Over the past few years, 65 percent of Latin American countries have brought in new regulatory agencies. Unfortunately, most regulators are either corrupt or politically influenced, perpetuating a situation that leaves little room for the hard-nosed, independent work needed to foster competition among the leading private telcos in the region. Proposals at this summit included the creation of a supranational agency to track the performance of regulators, much as the nonprofit group Transparency International tracks corruption levels in countries around the globe.

On a brighter note, industry analysts described the growth of wireless telephony in the region as impressive, in part because there's more competition in wireless than in fixed telephony. Venezuela and Paraguay already have as many wireless lines as fixed-phone lines, and other nations are catching up fast. While the yearly growth in fixed lines limps along at 3 percent to 5 percent, wireless is soaring at 30 percent. "A large chunk of the Internet market is going to be using cell-phone capabilities to surf the Net," predicted Mauricio Wior, who runs BellSouth's operations in South America.
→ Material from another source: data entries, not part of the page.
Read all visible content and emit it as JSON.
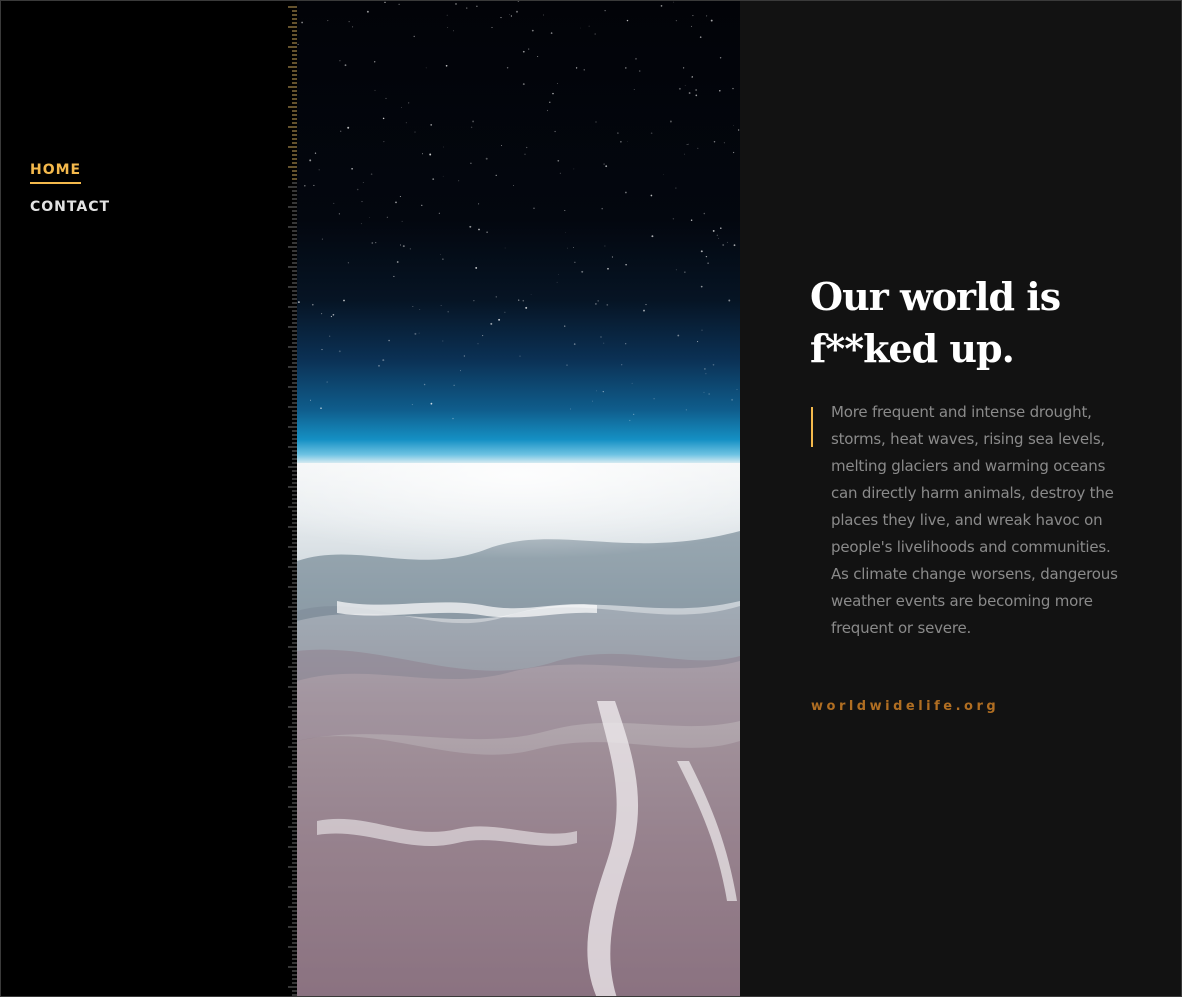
{
  "nav": {
    "items": [
      {
        "label": "HOME",
        "active": true
      },
      {
        "label": "CONTACT",
        "active": false
      }
    ]
  },
  "hero": {
    "image_name": "earth-from-space-photo"
  },
  "content": {
    "headline": "Our world is f**ked up.",
    "quote": "More frequent and intense drought, storms, heat waves, rising sea levels, melting glaciers and warming oceans can directly harm animals, destroy the places they live, and wreak havoc on people's livelihoods and communities. As climate change worsens, dangerous weather events are becoming more frequent or severe.",
    "source": "worldwidelife.org"
  },
  "colors": {
    "accent": "#f4b94c",
    "source_link": "#b06e22",
    "panel_bg": "#121212",
    "sidebar_bg": "#000000"
  }
}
The Atlanta-based company has already launched Web-enabled cell phones in some of the region's markets. "Up until now, cell phones were prepared to transmit voice.

That is changing," Wior said. "Soon it will be a much better device for many of the usual Internet applications, such as e-mail, than the computer." This trend also would eliminate one of the main barriers to the spread of the Internet here - the need to spend $1,000 or more on a personal computer. And despite all the obstacles, Latin America is the region with the fastest growth in Internet hosts worldwide. "Latin America will benefit from this revolution," said Ana Botin, president of the VC company Coverlink.com and one of Spain's leading bankers. "But you cannot forget one thing: You have to sell the people what they need and want to buy."